Retrospective: Main doors
Sunday, 4th January, 2015
Viewed wheels-up, nothing could be simpler than a Mustang’s landing gear doors. The challenge comes in the built-up interior structure with its numerous three-dimensional contours and attendant fine detail, notably the latch mechanism. At 1:5-scale this is a job that requires good drawings of component parts as well as a GA.
Like many model-making tasks, when the drawings and photographs are carefully studied and the shapes mentally broken down into their fundamental parts, what at first appears impossible becomes doable. Looked at in this way, the door devolves down to two simple outline shapes cut respectively from basswood and 0.5mm aluminium sheet (photo 1).
The first most obvious feature is the quasi-circular indentation by way of the main wheel and tyre. So this is marked in pencil on the basswood blank, and the shallow dish-like cavity is cut out with a curved chisel and finished with sandpaper - not difficult (photos 2 and 3).
Next the wood surface is marked out for the three tapered flutes, complete with their centre lines (photo 3). The latter are important because they fix the positions of three narrow parallel slots that can straight away be milled or routed out of the wood using an end cutter of appropriate diameter. Now, with their tear-shaped upper edges delineated by the pencil lines and the underside by the newly cut slots, the sloping sides of the flutes can be carved and sanded to shape. The small circular cavity located just behind the door lock is also milled out at this stage.

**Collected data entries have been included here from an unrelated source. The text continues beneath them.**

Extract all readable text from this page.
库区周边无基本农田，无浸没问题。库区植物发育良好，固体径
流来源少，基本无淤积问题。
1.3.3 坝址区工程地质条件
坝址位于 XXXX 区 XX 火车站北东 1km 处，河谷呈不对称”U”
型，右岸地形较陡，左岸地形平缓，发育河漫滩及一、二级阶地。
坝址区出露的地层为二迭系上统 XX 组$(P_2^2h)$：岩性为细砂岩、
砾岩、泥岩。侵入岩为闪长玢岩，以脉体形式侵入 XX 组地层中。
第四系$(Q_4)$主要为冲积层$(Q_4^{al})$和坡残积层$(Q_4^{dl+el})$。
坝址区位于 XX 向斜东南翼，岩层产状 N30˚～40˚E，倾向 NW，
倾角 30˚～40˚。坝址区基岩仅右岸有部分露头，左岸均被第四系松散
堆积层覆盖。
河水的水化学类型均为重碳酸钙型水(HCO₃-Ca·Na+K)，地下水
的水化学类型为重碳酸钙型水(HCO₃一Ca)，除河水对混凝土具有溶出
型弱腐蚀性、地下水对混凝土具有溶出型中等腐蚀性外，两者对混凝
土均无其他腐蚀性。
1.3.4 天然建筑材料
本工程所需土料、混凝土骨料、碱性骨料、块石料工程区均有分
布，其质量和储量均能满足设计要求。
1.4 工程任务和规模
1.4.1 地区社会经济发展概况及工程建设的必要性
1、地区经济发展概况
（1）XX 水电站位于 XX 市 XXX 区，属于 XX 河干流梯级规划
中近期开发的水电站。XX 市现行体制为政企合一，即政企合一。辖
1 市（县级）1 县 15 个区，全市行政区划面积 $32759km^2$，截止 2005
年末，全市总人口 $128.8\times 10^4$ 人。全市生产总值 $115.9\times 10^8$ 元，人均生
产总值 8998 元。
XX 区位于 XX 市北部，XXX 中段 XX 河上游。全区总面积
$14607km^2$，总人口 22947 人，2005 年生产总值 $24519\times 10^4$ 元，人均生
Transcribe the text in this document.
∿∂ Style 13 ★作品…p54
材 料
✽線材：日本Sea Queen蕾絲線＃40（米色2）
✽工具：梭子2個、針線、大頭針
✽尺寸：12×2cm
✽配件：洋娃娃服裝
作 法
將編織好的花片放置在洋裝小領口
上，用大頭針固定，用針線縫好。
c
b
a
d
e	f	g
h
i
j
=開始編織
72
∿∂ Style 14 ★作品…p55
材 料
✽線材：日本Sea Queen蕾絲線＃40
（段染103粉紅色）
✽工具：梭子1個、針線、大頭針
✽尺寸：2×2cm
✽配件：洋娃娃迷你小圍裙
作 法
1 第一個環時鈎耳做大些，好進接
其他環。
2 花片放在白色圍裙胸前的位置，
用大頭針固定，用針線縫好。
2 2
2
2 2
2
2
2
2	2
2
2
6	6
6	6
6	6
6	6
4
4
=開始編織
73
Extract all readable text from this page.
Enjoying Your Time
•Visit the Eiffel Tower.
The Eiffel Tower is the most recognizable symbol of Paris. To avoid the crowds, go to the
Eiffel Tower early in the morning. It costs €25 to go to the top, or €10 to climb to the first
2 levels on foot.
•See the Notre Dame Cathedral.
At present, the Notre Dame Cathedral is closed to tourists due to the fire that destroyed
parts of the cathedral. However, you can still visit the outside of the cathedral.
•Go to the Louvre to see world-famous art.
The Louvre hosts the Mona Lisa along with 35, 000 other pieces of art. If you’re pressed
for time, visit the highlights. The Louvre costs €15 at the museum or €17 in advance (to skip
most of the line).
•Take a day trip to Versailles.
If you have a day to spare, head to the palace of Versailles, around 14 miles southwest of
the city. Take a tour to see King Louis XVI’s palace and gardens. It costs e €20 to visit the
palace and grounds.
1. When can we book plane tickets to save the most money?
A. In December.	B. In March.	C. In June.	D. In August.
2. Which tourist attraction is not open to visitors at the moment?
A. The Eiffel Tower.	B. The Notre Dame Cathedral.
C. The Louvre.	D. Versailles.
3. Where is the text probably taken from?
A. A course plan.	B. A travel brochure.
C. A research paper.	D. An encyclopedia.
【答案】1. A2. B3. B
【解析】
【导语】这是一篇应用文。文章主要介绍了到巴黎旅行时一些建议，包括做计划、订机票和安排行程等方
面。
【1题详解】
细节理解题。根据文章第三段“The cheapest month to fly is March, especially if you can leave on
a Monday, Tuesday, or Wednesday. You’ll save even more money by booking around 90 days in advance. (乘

Finally, after the flat under-surface of the basswood blank is given a slight overall radius with sandpaper and block to conform to the under-wing contours, the wood is glued securely to its aluminium exterior skin panel (photo 4).
Now the fun starts: While the leading edge of the structure is catered for by the smoothly radiused carved wood, the top, bottom and trailing edges are more complex. These have to be built up, either by making a surface rebate in the wood locally so as to let in overhanging strips of 0.5 mm alloy or – in the case of the linear bottom edge – by gluing in a length of milled aluminium channel section. Done carefully and made good with superglue and filler, the tight joint between metal and wood become invisible beneath multiple coats of automotive primer (photo 5).
This completes the structural work; what it left is detail, but there’s a lot of it. Parts such as the hinge blocks, attachment for the extension ram and the latch mechanism were variously cut, milled, filed and drilled from solid aluminium, using the NAA component drawings. I made some simplifications, but by and large these parts are as specified.
The sheet-aluminium cover that protects the locking mechanism warrants some explanation. I cut the projecting shape in solid aluminium and secured it to a flat base with screws, thereby creating a pattern over which to form annealed litho plate into the required tent-like shape complete with large peripheral flange, the latter being trimmed to shape after the piece was removed from the jig (photo 6). By comparison, the D-shaped access panel – also cut from litho plate – was simplicity itself.
Finally, the entire job was re-sprayed with more primer, filling, sanding and generally cleaning up any residual imperfections between coats. Snap head rivet positions were marked and drilled and the rivets emplaced using my usual technique, and with all the fittings permanently assembled the job was treated to several finishing coats of Halfords aluminium spray paint, leaving the exterior facing skin in bare metal.
I have never learned the purpose of the bright metal panel that bisects the interior of the doors, but no-matter. I represented it with polished sheet pewter, the only material I could imagine that would snug down tightly to the contours of the underlying structure, and I think it works pretty well.
Final details applied included the serried brass screws and bolts along the bottom edge of the door, and the composite strip riveted at the trailing edge.
I hope that the foregoing demonstrates how fairly complex three-dimensional structures can be developed from a sequence of relatively simple stages. Yet in this case the end result relies on a fundamental deception, made possible only because the interior surface of the door is painted, as it might well be in the original. I judged at the outset that to form the crisp sculpted interior shape in metal alone, or even wood clad in metal, as is the norm for the rest of the model, would have been beyond my abilities, so I took a compromise route. Sleight of hand, maybe, but thanks to the sealant and filling quality of modern primers and spray paints, I like to think I’ve got away with it.